Sunday Jan 5, 2014, on page A-10 of the New York Times, I read the quote of the year. Yes, as of now, 358 days remain in 2014 to top this quote, but it won't happen.
To make it more impressive as a great quote, it was a kicker, the end of a story, the last line of a journalism piece I don't know if they call it a "kicker" in other writing forms, novels, screenplays. If so, then "Nobody's perfect" was the kicker of "Some Like It Hot".
So the kicker quote comes from Fallujah, the defiant city of Iraq's Anbar Province. Nearly a decade ago Fallujah became the symbolic front line of the Iraqi insurgency when on March 31, 2004 four American security contractors from Blackwater were killed there, their corpses burnt and two of the bodies hung across the Euphrates River for the world to gasp.
Two intense battles later, the U.S. Marines took over the city in November, 2004 and the Iraqi government had it under relative control for nearly a decade. Then, the first week of 2014, it was announced that Fallujah was no longer in control of the Iraqi government but split between militant factions; including the Islamic State of Iraq and Levant (ISIL) and militias of Sunni tribes
The Jan. 5. Times article has the bylines of Yasir Ghazi (from Baghdad) and Tim Arango ( from Istanbul). But, an unnamed NYT correspondent "reporting from Anbar Province" had to get the quote of the year.

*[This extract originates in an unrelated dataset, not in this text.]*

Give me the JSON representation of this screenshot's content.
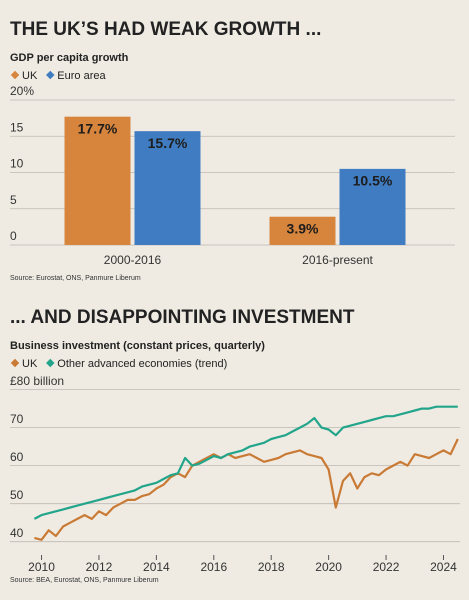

Here's the two last paragraphs of the story :
"A heavy firefight also erupted on the main highway linking Baghdad and Anbar, with fighters taking three tanks and other military vehicles, according to police.
"The fighters, though, apparently did not know how to use the tanks, and got out a call over a mosque's loudspeaker. "If anybody knows how to drive a tank. please come to the mosque."